With the ambition to increase the share of clean energy in United Kingdom’s energy portfolio, Cornwall has been the focus of deep geothermal resource studies starting from 1980s with the Rosemanowes Hot Dry Rock project. Today our associated partner the United Downs Deep Geothermal Power Project (UDDGP), the first industrial deep geothermal power project of UK, has proven its importance following its promising results obtained in the first two phases of the project. Successful completion of drilling of United Downs wells (i.e. two deep wells of the UDDGP project finished in April 2019 (UD-1, 5058 m total vertical depth (TVD), 5275 m measured depth (MD)) and in June 2019 (UD-2, 2214 m TVD, 2393 m MD) both intersecting the targeted Porthtowan Fault Zone, as planned.) have triggered geothermal interest in the region.
At TUDa, our aim is to provide a comprehensive petrophysical characterization of the Cornish granites that can be used for more accurate parametrization in numerical modelling studies within the MEET EU project.

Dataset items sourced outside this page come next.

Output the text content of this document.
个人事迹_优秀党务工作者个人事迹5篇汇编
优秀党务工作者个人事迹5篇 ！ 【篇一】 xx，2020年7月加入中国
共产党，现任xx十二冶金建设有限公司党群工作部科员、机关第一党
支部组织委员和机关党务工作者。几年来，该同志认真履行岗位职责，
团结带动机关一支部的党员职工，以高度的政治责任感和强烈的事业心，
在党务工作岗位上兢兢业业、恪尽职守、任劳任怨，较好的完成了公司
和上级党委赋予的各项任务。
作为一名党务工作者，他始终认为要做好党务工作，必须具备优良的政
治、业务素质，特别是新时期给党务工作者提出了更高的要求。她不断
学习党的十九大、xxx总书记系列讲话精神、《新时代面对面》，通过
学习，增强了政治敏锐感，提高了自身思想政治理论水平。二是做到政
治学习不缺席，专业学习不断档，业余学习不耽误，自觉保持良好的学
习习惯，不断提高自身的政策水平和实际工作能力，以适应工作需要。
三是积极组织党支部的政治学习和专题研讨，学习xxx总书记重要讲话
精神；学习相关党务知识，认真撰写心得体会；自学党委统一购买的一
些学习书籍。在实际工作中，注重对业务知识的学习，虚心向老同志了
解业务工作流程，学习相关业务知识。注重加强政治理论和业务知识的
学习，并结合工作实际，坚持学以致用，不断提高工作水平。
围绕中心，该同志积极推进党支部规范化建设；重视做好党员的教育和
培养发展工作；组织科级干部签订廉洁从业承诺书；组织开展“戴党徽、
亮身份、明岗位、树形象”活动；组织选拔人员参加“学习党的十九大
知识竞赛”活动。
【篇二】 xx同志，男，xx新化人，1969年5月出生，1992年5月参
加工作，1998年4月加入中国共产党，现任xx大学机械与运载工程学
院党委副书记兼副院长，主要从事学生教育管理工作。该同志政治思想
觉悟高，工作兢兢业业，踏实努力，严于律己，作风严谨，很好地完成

To do that, representative samples from the Cornubian Batholith were taken from the outcropping Land’s End, St. Austell and Carnmenellis plutons in June 2019 (Figure 1, left). 47 granitic samples (Figure 1, middle) with a total weight of 1 ton, were collected from fractured and/or hydrothermally altered areas of 23 main outcrops representative of the granitic varieties as well as the fracture and fault zones within the United Downs wells.

Figure 1: Left: Littlejohn’s pit (operated by Imerys’) an active quarry located on St. Austell pluton (Cornwall, UK);
Middle: Granite at the beginning of orthose alteration, albites are altered, sample with tourmaline vein;
Right: 64 mm diameter core prepared for laboratory analysis.
338 cores with different diameters and lengths have been drilled in the HydroThermikum Research and Teaching Laboratory of Technical University Darmstadt as preparation for the investigation of their properties (Figure 1, right). 42 thin sections have been prepared for a detailed petrographic analysis including the degree of weathering or (hydrothermal) alteration and fluid inclusions.
As of October 2020, measurement of the petrophysical (grain density, permeability, bulk density and porosity, compressive and shear velocity, thermal conductivity, thermal diffusivity, heat capacity and radiogenic heat production) and rock mechanical properties (uniaxial compressive strength, Poisson’s ratio, Young’s modulus, bulk modulus and compressibility as well as tensile strength, shear strength, cohesion, coefficient of friction and shear modulus) on outcrop analogue samples were completed in the laboratories of the Technische Universität Darmstadt. Present work extends the previously published database (Deliverable D5.5) by the contribution of the cuttings and sidewall cores gathered from the depth of 4 to 5 km for the first time. This database will also ease the future geothermal investors’ decision-making process and will enable them to start the different phases of projects with less uncertainty due to the collected exhaustive data set.

Xenia Kirschstein one of the student assistants that work on Cornwall outcrop analogue samples (shown on the picture), which have been drilled for lab specimens in Technische Universität Darmstadt.
Our above-mentioned research on the Cornubian Batholith, within MEET EU funded project, has been the focus of 1 PhD, 2 MSc and 1 BSc student theses so far and has enabled 4 student assistants to earn extensive lab skills.